Thursday, September 23, 2010

Aggregate Forfeit Offset Tree Note

In a previous post I talked about the aggregate forfeit offset tree, which handles the problem of learning with partial feedback in the case that the feedback is aggregate, i.e., only the total sum of rewards for a subset of the actions is observed. The regret bound proof required that the historical policy satisfying a kind of detailed balance'' condition, namely, that the two sets \begin{aligned} \Upsilon_{\lambda, \neg \phi} &= \{ \mathcal{A} | \mathcal{A} \cap \omega = \emptyset, \lambda \in \mathcal{A}, \phi \not \in \mathcal{A}, E_{\mathcal{A}^\prime \sim p} [ 1_{\mathcal{A}^\prime = \mathcal{A}} ] > 0 \}, \\ \Upsilon_{\neg \lambda, \phi} &= \{ \mathcal{A} | \mathcal{A} \cap \omega = \emptyset, \lambda \not \in \mathcal{A}, \phi \in \mathcal{A}, E_{\mathcal{A}^\prime \sim p} [ 1_{\mathcal{A}^\prime = \mathcal{A}} ] > 0 \}. \end{aligned} had to be the same when $\lambda$ was replaced by $\phi$ in each set. Basically, if a set containing $\lambda$ and not $\phi$ is possible in the historical policy, the corresponding set with $\lambda$ replaced by $\phi$ had to be possible as well. This way, the expected contribution of the other rewards cancels and the reward of the individual action is revealed. Also, $|\Upsilon_{\lambda, \neg \phi}| = |\Upsilon_{\neg \lambda, \phi}| > 0$, i.e., there needs to be some sets with only one action and not the other.

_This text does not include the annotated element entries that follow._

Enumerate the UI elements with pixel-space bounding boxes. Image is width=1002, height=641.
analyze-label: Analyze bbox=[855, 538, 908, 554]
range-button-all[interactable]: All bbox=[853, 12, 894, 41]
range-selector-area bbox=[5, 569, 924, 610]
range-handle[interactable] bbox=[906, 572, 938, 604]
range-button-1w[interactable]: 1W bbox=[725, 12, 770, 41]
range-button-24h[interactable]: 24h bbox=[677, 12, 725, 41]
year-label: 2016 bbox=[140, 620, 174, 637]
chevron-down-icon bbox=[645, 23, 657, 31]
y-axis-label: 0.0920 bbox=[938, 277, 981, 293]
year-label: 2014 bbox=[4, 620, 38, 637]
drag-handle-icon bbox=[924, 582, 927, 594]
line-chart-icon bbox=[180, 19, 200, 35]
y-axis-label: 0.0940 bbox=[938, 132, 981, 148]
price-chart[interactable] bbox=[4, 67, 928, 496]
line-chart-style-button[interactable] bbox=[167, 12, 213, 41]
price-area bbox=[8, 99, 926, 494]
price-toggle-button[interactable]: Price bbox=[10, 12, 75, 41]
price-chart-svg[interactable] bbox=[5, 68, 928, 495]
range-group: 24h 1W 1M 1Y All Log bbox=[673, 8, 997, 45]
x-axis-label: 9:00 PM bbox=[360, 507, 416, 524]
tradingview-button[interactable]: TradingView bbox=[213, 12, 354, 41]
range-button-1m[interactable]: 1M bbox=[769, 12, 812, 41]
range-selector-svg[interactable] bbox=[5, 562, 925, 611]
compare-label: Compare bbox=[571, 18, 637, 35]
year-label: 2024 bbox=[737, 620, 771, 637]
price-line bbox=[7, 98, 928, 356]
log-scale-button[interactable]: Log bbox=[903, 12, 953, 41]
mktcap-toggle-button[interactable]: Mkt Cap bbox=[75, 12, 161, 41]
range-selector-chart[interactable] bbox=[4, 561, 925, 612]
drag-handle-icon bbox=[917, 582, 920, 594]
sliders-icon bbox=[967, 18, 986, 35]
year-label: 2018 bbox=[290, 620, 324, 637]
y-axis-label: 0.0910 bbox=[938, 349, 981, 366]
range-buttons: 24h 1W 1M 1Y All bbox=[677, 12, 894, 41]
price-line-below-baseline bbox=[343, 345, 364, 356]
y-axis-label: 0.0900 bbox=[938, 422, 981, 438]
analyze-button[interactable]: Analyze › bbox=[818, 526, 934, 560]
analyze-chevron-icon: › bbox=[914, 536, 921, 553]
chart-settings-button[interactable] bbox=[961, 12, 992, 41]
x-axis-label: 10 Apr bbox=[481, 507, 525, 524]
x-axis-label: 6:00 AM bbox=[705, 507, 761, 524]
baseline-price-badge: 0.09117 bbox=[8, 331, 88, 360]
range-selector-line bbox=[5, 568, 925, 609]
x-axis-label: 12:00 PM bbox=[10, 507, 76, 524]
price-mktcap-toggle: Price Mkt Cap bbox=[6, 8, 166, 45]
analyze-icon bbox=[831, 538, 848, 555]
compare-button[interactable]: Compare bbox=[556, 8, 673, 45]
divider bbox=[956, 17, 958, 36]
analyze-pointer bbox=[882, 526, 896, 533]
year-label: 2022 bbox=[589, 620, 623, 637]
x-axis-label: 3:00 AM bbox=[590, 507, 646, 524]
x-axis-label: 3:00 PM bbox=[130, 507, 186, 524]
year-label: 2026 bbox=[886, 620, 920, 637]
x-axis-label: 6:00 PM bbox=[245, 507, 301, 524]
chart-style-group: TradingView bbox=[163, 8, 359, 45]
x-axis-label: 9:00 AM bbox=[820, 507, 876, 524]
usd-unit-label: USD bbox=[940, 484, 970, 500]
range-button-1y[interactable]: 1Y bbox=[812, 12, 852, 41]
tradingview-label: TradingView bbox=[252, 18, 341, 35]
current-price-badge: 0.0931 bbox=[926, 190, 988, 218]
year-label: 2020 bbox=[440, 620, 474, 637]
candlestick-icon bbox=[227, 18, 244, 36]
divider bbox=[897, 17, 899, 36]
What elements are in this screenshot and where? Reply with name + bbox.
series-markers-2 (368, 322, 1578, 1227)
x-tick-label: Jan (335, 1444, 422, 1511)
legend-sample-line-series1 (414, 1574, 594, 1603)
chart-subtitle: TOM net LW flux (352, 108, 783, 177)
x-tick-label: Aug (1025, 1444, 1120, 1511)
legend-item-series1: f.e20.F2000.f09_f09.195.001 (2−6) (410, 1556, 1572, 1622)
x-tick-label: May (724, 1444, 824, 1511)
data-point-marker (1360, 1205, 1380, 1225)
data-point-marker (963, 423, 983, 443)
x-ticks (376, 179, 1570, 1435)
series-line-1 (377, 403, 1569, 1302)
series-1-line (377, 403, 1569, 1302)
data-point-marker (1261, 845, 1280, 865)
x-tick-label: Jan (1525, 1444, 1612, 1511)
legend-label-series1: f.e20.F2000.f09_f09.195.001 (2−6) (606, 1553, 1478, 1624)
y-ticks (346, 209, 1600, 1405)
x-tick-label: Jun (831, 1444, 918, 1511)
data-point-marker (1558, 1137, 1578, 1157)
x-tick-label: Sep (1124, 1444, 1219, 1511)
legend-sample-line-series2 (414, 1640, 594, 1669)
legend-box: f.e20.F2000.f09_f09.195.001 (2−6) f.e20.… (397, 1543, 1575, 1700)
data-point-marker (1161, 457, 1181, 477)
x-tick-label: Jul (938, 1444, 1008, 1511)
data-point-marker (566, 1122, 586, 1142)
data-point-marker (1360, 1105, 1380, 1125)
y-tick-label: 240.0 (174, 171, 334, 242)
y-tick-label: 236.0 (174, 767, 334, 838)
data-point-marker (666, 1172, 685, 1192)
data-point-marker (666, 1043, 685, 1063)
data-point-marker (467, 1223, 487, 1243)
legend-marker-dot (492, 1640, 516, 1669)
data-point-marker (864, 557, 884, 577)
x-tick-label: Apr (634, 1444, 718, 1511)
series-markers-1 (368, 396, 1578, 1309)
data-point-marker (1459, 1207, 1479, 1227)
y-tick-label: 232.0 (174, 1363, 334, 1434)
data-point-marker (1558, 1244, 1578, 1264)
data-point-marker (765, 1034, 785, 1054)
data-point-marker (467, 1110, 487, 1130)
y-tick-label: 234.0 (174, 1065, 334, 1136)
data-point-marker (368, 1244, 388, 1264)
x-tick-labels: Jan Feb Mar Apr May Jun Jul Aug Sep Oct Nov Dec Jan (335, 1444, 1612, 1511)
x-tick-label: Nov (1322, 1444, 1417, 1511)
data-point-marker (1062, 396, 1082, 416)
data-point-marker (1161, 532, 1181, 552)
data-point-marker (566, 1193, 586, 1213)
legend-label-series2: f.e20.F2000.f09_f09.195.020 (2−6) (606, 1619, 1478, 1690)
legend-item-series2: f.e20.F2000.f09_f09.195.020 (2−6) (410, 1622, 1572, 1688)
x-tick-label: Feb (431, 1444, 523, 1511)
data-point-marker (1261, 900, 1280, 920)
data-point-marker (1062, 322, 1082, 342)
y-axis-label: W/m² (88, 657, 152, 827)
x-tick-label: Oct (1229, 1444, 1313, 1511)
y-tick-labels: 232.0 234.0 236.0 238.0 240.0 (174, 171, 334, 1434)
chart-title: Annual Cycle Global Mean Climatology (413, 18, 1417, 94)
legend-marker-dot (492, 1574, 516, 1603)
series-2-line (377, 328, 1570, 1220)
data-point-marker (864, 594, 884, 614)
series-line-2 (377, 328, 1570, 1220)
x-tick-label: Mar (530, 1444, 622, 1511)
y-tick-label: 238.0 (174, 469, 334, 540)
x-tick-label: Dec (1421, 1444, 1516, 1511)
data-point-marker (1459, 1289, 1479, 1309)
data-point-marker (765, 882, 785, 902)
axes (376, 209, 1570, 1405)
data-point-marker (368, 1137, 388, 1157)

Well I wanted to remind myself that if the historical policy doesn't obey this detailed balance condition, it can be possible to modify the historical data to create an effective historical policy that does obey the condition. For instance if $|\Upsilon_{\lambda, \neg \phi}| > |\Upsilon_{\neg \lambda, \phi}| > 0$, I can reject some of the extra sets in $\Upsilon_{\lambda, \neg \phi}$ such that $|\Upsilon_{\lambda, \neg \phi}| = |\Upsilon_{\neg \lambda, \phi}|$. Of course, all of the normalization constants and factors that depend upon the historical policy $p$ need to be adjusted because now the historical policy is $p^\prime$ (which is $p$ followed by a rejection step).